The New Illustrated Rock Handbook menuliskan awal kemunculan Sex Pistols dengan menarik. Peristiwa itu dimaknai secara mendalam sebagai kelahiran band punk yang betul-betul radikal, yang mungkin diingat dari generasi ke generasi setelahnya karena anggapan sebagai awal lahirnya suatu gerakan counter-culture.
Kata punk yang diartikan “sampah” (barang yang tidak penting, tidak berharga…), kira-kira tergambar maksudnya dalam dokumenter Punk In Britain (BBC, 2012) episode pertama. Terekam bagaimana Sex Pistols, saat tampil pada suatu program live TV, membuat onar dengan sumpah serapah di depan layar dan ditonton secara nasional. Kegaduhan itu menempatkan mereka pada berita utama koran-koran harian keesokan harinya. Anak muda menyukainya, dan momen itu diproklamasikan sebagai awal suatu gerakan budaya tanding: revolusi punk.
Punk dengan begitu muncul sebagai counter-culture.
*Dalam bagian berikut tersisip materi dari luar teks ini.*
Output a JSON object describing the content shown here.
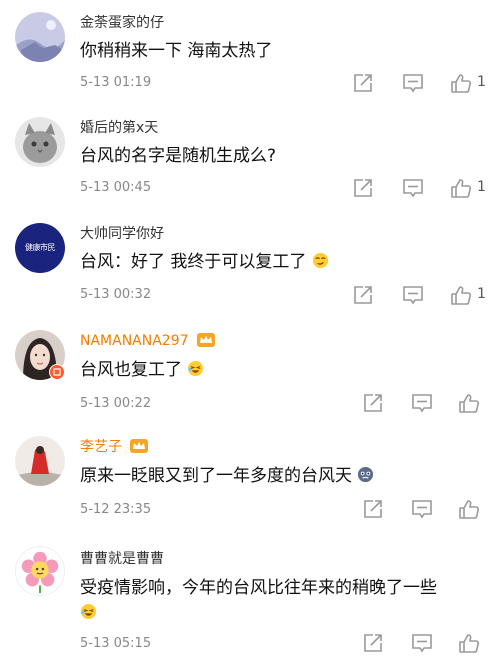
{
  "comments": [
    {
      "username": "金荼蛋家的仔",
      "text": "你稍稍来一下  海南太热了",
      "time": "5-13 01:19",
      "likes": "1",
      "vip": false,
      "avatar_icon": "blue-sky-landscape-avatar"
    },
    {
      "username": "婚后的第x天",
      "text": "台风的名字是随机生成么?",
      "time": "5-13 00:45",
      "likes": "1",
      "vip": false,
      "avatar_icon": "cat-avatar"
    },
    {
      "username": "大帅同学你好",
      "text": "台风：好了 我终于可以复工了",
      "time": "5-13 00:32",
      "likes": "1",
      "vip": false,
      "avatar_icon": "navy-badge-avatar",
      "avatar_text": "健康市民"
    },
    {
      "username": "NAMANANA297",
      "text": "台风也复工了",
      "time": "5-13 00:22",
      "likes": "",
      "vip": true,
      "avatar_icon": "girl-portrait-avatar"
    },
    {
      "username": "李艺子",
      "text": "原来一眨眼又到了一年多度的台风天",
      "time": "5-12 23:35",
      "likes": "",
      "vip": true,
      "avatar_icon": "red-scarf-avatar"
    },
    {
      "username": "曹曹就是曹曹",
      "text": "受疫情影响，今年的台风比往年来的稍晚了一些",
      "time": "5-13 05:15",
      "likes": "",
      "vip": false,
      "avatar_icon": "flower-avatar"
    }
  ],
  "colors": {
    "vip_name": "#f57c00",
    "meta": "#888888",
    "icon": "#9a9a9a"
  }
}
Musik menjadi bagian penting untuk generasi punk sebagaimana generasi orangtua mereka di tahun 1960-an, generasi hippie atau diistilahkan flower generation. Tetapi karakter punk menjadi terejawantahkan dan terpelihara melalui berbagai bentuk corak musik, ditambah citra yang sangat berbeda dan mandiri, seperti misalnya fashion yang diusung.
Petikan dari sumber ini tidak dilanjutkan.